Lembrou a carteira digital das empresas onde Portugal foi o primeiro país a lançar. “Portugal foi o primeiro país da União Europeia e continua a ser o primeiro país a lançar a Carteira Digital da Empresa onde os empresários já podem ter todos os documentos de que precisam para a sua vida cotidiana. Neste momento já temos mais de 10 mil empresas que aderiram, hoje vamos aqui ter mais umas quantas, pois podem já baixar a aplicação da Carteira Digital da Empresas”.
As empresas podem ter os seus documentos aglutinados nessa carteira digital. “Vamos aumentar, até ao Verão, o número de documentos disponíveis na carteira digital até ao verão, vão ter na vossa Carteira Digital tudo o que precisam para a vida cotidiana das vossas empresas”, disse.
O Ministro explicou que as empresas têm ali os documentos necessários para candidaturas aos fundos europeus, todos os documentos necessários para candidaturas para concursos públicos, para contratação pública e todos os documentos necessários para abrir uma conta bancária.

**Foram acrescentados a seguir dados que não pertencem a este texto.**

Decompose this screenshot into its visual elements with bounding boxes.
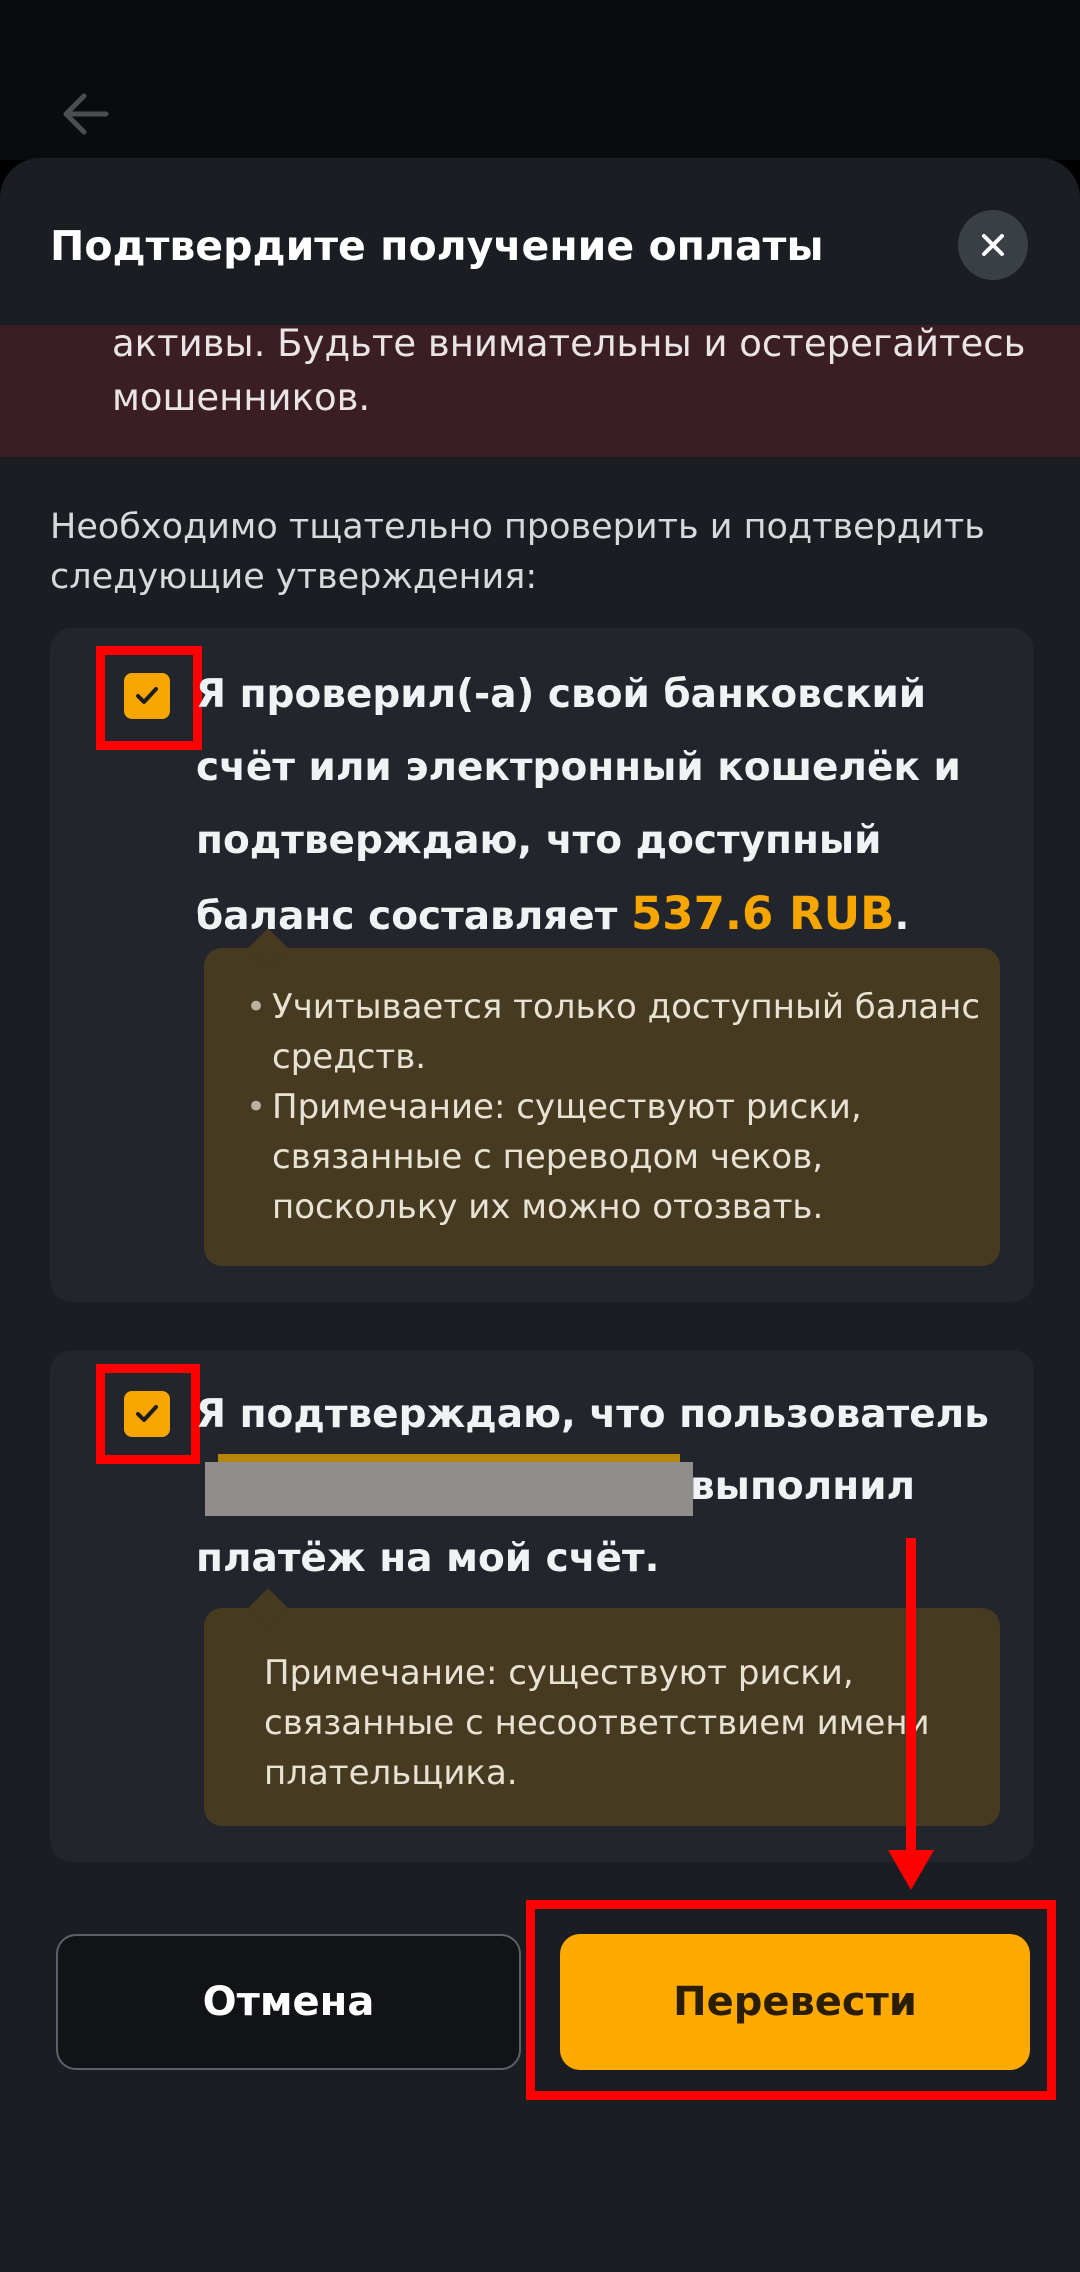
statement-line: баланс составляет 537.6 RUB. — [196, 877, 1016, 953]
cancel-button[interactable]: Отмена — [56, 1934, 521, 2070]
note-text: Примечание: существуют риски, связанные … — [264, 1653, 930, 1793]
note-bullet: Учитывается только доступный баланс сред… — [246, 982, 986, 1082]
statement-line: счёт или электронный кошелёк и — [196, 745, 961, 790]
intro-text: Необходимо тщательно проверить и подтвер… — [50, 507, 985, 597]
statement-text: баланс составляет — [196, 894, 631, 939]
annotation-box-checkbox-1 — [96, 646, 202, 750]
warning-line-2: мошенников. — [112, 376, 371, 419]
statement-line: подтверждаю, что доступный — [196, 818, 882, 863]
warning-line-1: активы. Будьте внимательны и остерегайте… — [112, 325, 1026, 365]
warning-text: активы. Будьте внимательны и остерегайте… — [112, 325, 1032, 425]
balance-amount: 537.6 RUB — [630, 887, 895, 940]
statement-payer-line-2: выполнил — [690, 1464, 916, 1509]
note-bullet-list: Учитывается только доступный баланс сред… — [246, 982, 986, 1232]
statement-line: Я проверил(-а) свой банковский — [196, 672, 927, 717]
statement-payer-line-1: Я подтверждаю, что пользователь — [196, 1392, 989, 1437]
statement-balance-text: Я проверил(-а) свой банковский счёт или … — [196, 658, 1016, 953]
sheet-title: Подтвердите получение оплаты — [50, 222, 824, 270]
annotation-box-checkbox-2 — [96, 1364, 200, 1464]
note-bullet: Примечание: существуют риски, связанные … — [246, 1082, 986, 1232]
warning-banner: активы. Будьте внимательны и остерегайте… — [0, 325, 1080, 457]
top-bar — [0, 0, 1080, 160]
statement-text: . — [894, 894, 910, 939]
note-balance: Учитывается только доступный баланс сред… — [204, 928, 1000, 1266]
annotation-box-confirm — [526, 1900, 1056, 2100]
note-payer: Примечание: существуют риски, связанные … — [204, 1588, 1000, 1826]
statement-payer-line-3: платёж на мой счёт. — [196, 1536, 660, 1581]
arrow-left-icon[interactable] — [56, 84, 116, 144]
close-button[interactable] — [958, 210, 1028, 280]
close-icon — [982, 234, 1004, 256]
annotation-arrow-head — [888, 1850, 934, 1890]
redacted-username — [205, 1462, 693, 1516]
annotation-arrow-shaft — [906, 1538, 916, 1872]
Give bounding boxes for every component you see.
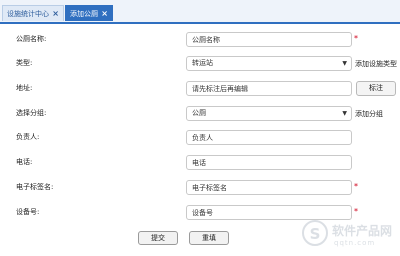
owner-input[interactable] bbox=[186, 130, 352, 145]
phone-input[interactable] bbox=[186, 155, 352, 170]
watermark-text: 软件产品网 bbox=[332, 224, 393, 238]
required-mark: * bbox=[354, 182, 358, 191]
type-select-value: 转运站 bbox=[192, 59, 213, 67]
group-select-value: 公厕 bbox=[192, 109, 206, 117]
required-mark: * bbox=[354, 207, 358, 216]
group-label: 选择分组: bbox=[16, 109, 47, 117]
watermark-logo: S bbox=[302, 220, 328, 246]
address-label: 地址: bbox=[16, 84, 33, 92]
mark-location-button[interactable]: 标注 bbox=[356, 81, 396, 96]
reset-button[interactable]: 重填 bbox=[189, 231, 229, 245]
etag-input[interactable] bbox=[186, 180, 352, 195]
close-icon[interactable]: × bbox=[52, 6, 59, 22]
tab-facility-stats[interactable]: 设施统计中心 × bbox=[2, 5, 64, 21]
required-mark: * bbox=[354, 34, 358, 43]
owner-label: 负责人: bbox=[16, 133, 40, 141]
watermark: S 软件产品网 qqtn.com bbox=[302, 218, 398, 254]
tab-add-toilet[interactable]: 添加公厕 × bbox=[65, 5, 113, 21]
tab-label: 添加公厕 bbox=[70, 10, 98, 18]
close-icon[interactable]: × bbox=[101, 6, 108, 22]
watermark-url: qqtn.com bbox=[334, 239, 376, 247]
name-input[interactable] bbox=[186, 32, 352, 47]
tab-bar: 设施统计中心 × 添加公厕 × bbox=[0, 0, 400, 24]
type-select[interactable]: 转运站 ▼ bbox=[186, 56, 352, 71]
phone-label: 电话: bbox=[16, 158, 33, 166]
etag-label: 电子标签名: bbox=[16, 183, 54, 191]
add-facility-type-link[interactable]: 添加设施类型 bbox=[355, 59, 397, 69]
chevron-down-icon: ▼ bbox=[342, 110, 347, 117]
device-label: 设备号: bbox=[16, 208, 40, 216]
group-select[interactable]: 公厕 ▼ bbox=[186, 106, 352, 121]
submit-button[interactable]: 提交 bbox=[138, 231, 178, 245]
tab-label: 设施统计中心 bbox=[7, 10, 49, 18]
add-group-link[interactable]: 添加分组 bbox=[355, 109, 383, 119]
type-label: 类型: bbox=[16, 59, 33, 67]
name-label: 公厕名称: bbox=[16, 35, 47, 43]
chevron-down-icon: ▼ bbox=[342, 60, 347, 67]
address-input[interactable] bbox=[186, 81, 352, 96]
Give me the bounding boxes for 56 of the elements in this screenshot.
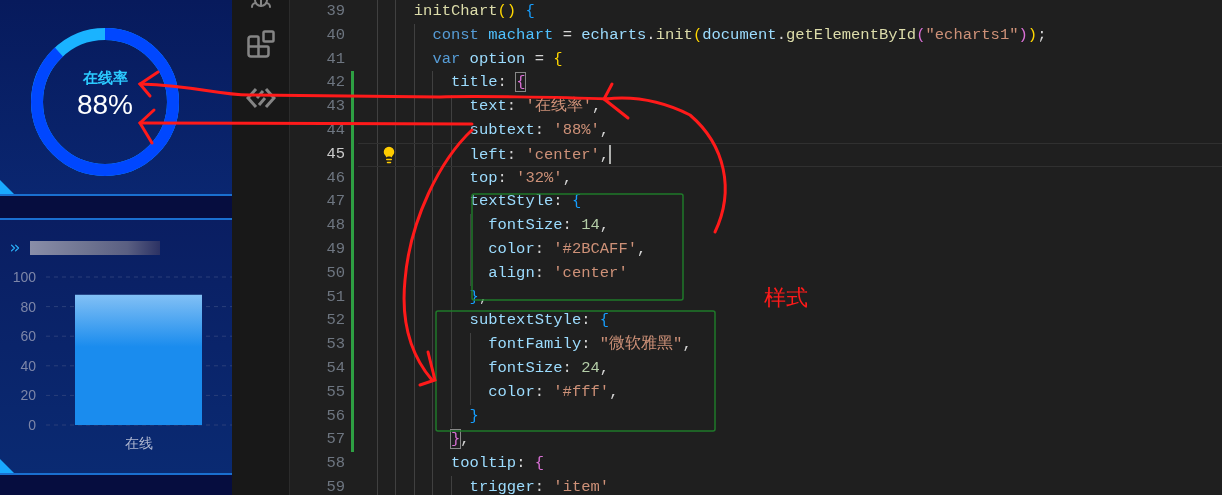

Gonçalo Matias pretende redução de custos administrativos de 5 mil milhões de euros até 2029. “Estes esforços de simplificação vão poupar até 5 mil milhões de euros até 2029 em custos administrativos”, disse.
O governante confessou que a Comissão Europeia já o convidou a apresentar esta solução.
“É o primeiro país da União Europeia a fazê-lo, fomos reconhecidos em toda a Europa por isso. Posso dizer-vos que a Vice-Presidente da Comissão Europeia já pediu para ir apresentar esta solução a todos os outros países e portanto é claramente um caso de orgulho nacional, de desburocratização e de melhoria das condições de competitividade das nossas empresas”, disse acrescentando que “já agora, como ela é europeia, será interoperável e portanto quando os outros países lá chegarem as nossas empresas poderão relacionar-se com o mercado europeu nesta base de interoperabilidade”.
O Ministro Adjunto e da Reforma do Estado prometeu ainda pôr fim ao visto prévio do Tribunal de Contas e impedir que se substitua à decisão política.
“Um choque de simplificação legislativa no plano do procedimento administrativo e de dois instrumentos muito importantes que têm estado a bloquear Portugal. Um é a lei do Tribunal de Contas que é hoje uma instituição que exerce uma função que não é própria da função jurisdicional, é um tribunal que substitui a administração e a decisão política e, portanto, isto tem que ser revisto”.
“É uma instituição que cria desconfiança sobre os trabalhadores da administração pública e que paralisa a sua decisão. Isto vai deixar de acontecer em Portugal, têm a minha garantia, até ao Verão”, disse Gonçalo Matias.
“O Banco de Fomento, para além do papel que tem tido a fazer chegar recursos às empresas, a injetar recursos da nossa economia, a recuperar as empresas em dificuldades nesta situação, tem também tido uma importantíssima dimensão internacional, e eu sou muito sensível a isso, porque a nossa área governativa vive de desburocratizar, mas também de trazer para Portugal o melhor que há no mundo, e o Banco de Fomento tem conseguido isso”, disse.